Contrary to the stereotypes of everyone who works outside of the world of IT, I’m not a big Sci-Fi fan. I adore the work of Douglas Adams, but the typical Star Wars/Star Trek kind of thing leaves me cold. I’m more into gritty, contemporary drama than journeys to outer solar systems.

There is a commonly held idea that Sci-Fi is a predictor of the future. But as with the envisioning films that tech companies put out every so often, they can act as fabulous historical documents of the past.

Starship Troopers, the 1997 satire set in “the 23rd Century” is one of the few Sci-Fi films I can remember watching, and it recently became available for free on one of my streaming services. Watching it today, it seems so very dated. Here are a few reasons why…

Right from the off, there are news reports that we see accessed using a WIMP interface. Remember this was a time before mass internet use, but by when the combination of Windows 95 and Mac had pretty much seen off command line interfaces from day to day use for most people. Of course the places where we consume most content these days – phones, tablets and TVs – don’t use mice and pointers…

A painting programme using “FEDPAINT” in an early classroom scene. The screen in CRT-curved. The software looks weirdly DOS clunky even in comparison to software that was available at the time – say Corel Draw…

WinWorld: CorelDraw! 7.0

And look how clunky the devices on the students’ desks look in comparison to modern day tablets and laptops…

A little later in the scene, a 3D projector beams a wireframe image into the classroom. All hail the metaverse!

In 1997 the future of graphics was very wireframe…

We see a laboratory telepathy test a little later. The cards on screen are pure Windows 3.1 Solitaire…

When the kids get to sign up, we start to see how paper is still so very important in the late 1990s. Each recruit has a piece of paper, and the guy at the desk stamps each one. With a stamp. With ink…

(and note the gloriously dated database in the background). More paper. Indeed one scene later involves a signed letter being ripped to pieces to allow a character to stay in the infantry. So much for signing things with immutable digital ledgers…

Back to wireframes as we sit in the cockpit of one of the bigger space ships. There’s a hilarious scene where one of the recruits shows her proficiency by being able to plot a route more effectively than another, and has that route validated by the computer. Just imagine using a SatNav like that! Prepare your route and then submit it to TomTom for it to decide whether it’s a good route or not…

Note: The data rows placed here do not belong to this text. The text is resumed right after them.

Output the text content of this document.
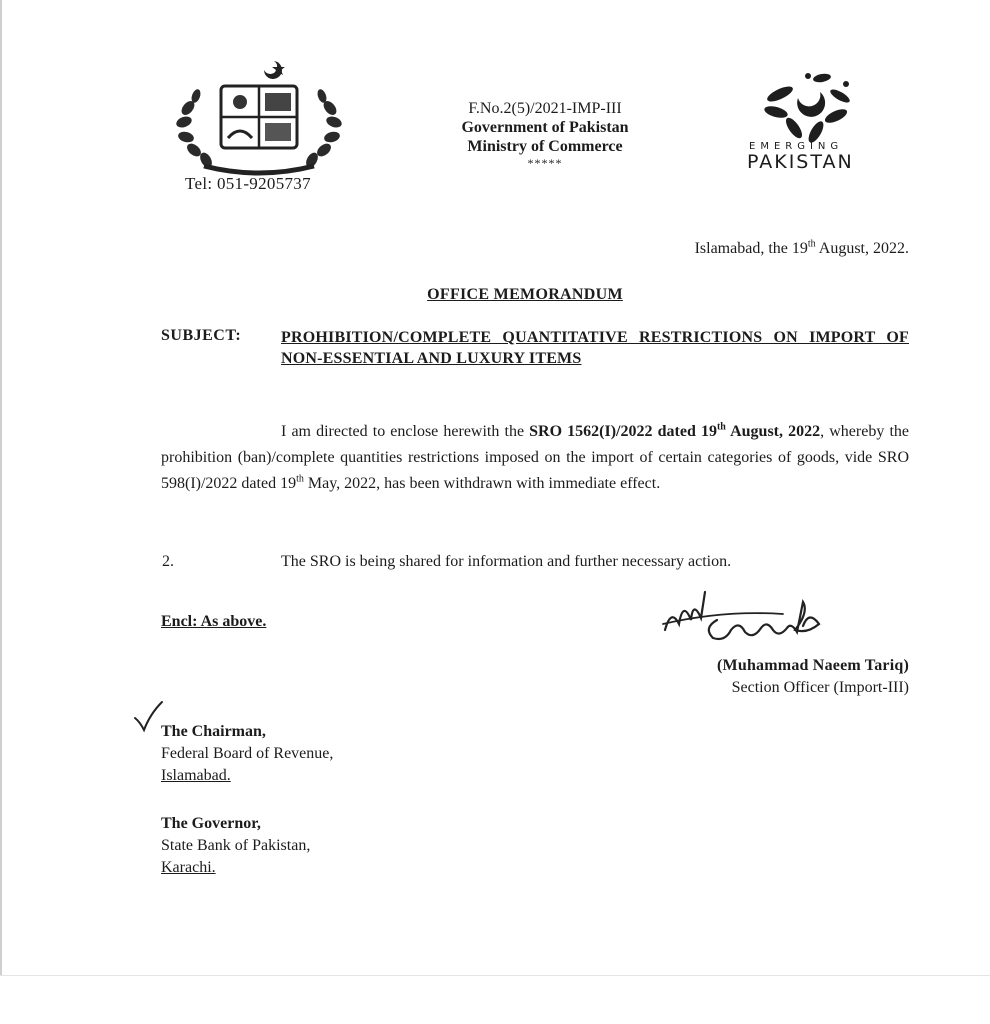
Tel: 051-9205737
F.No.2(5)/2021-IMP-III
Government of Pakistan
Ministry of Commerce
*****
EMERGING
PAKISTAN
Islamabad, the 19th August, 2022.
OFFICE MEMORANDUM
SUBJECT: PROHIBITION/COMPLETE QUANTITATIVE RESTRICTIONS ON IMPORT OF NON-ESSENTIAL AND LUXURY ITEMS
I am directed to enclose herewith the SRO 1562(I)/2022 dated 19th August, 2022, whereby the prohibition (ban)/complete quantities restrictions imposed on the import of certain categories of goods, vide SRO 598(I)/2022 dated 19th May, 2022, has been withdrawn with immediate effect.
2.	The SRO is being shared for information and further necessary action.
Encl: As above.
(Muhammad Naeem Tariq)
Section Officer (Import-III)
The Chairman,
Federal Board of Revenue,
Islamabad.
The Governor,
State Bank of Pakistan,
Karachi.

This is basically Elite on the Amiga, isn’t it?

How do recruits send messages to one another when they are on the other side of the galaxy? By sending little optical disks, obviously!

Remember this is in the days when sending video over the internet was a bandwidth impossibility. (As an aside, I had a neighbour in Clapham in 2000 who I had to talk down from trying to email a video to his girlfriend as his 56k modem really didn’t stand a chance).

The is something a bit “Winamp skin” about that control panel under the screen, though.

At least shiny disks give you something to stare at wistfully when the message contained is from your girlfriend telling you she’s dumping you…

Although it seems that it is possible to livestream video as well as play from disk, so let’s end with what is obviously a predictor of the endless Zoom/Teams calls in which we now all find ourselves caught…

I don’t know enough about Sci-Fi to know if Starship Troopers is a particularly good example of the genre. In some ways the film is far less cringeworthy than others from the era in terms of some representations (women are equal in rank for the most part to men in the future military, but they’re mostly all insect fodder anyway…)

But I do find how tech has aged the movie really quite fascinating.

2 thoughts on “Sci-Fi – a vision of the past

  1. Heinlein is one of my favourite authors, but he really is the weirdest mix of old-fashioned deference to incredibly strong women all wrapped up in an extreme libertarian culture where (strong) women are as equal as (strong) men.

    His is a very odd sort of feminism, but one which I loved reading because of the strong female characters and the fact they have so much agency.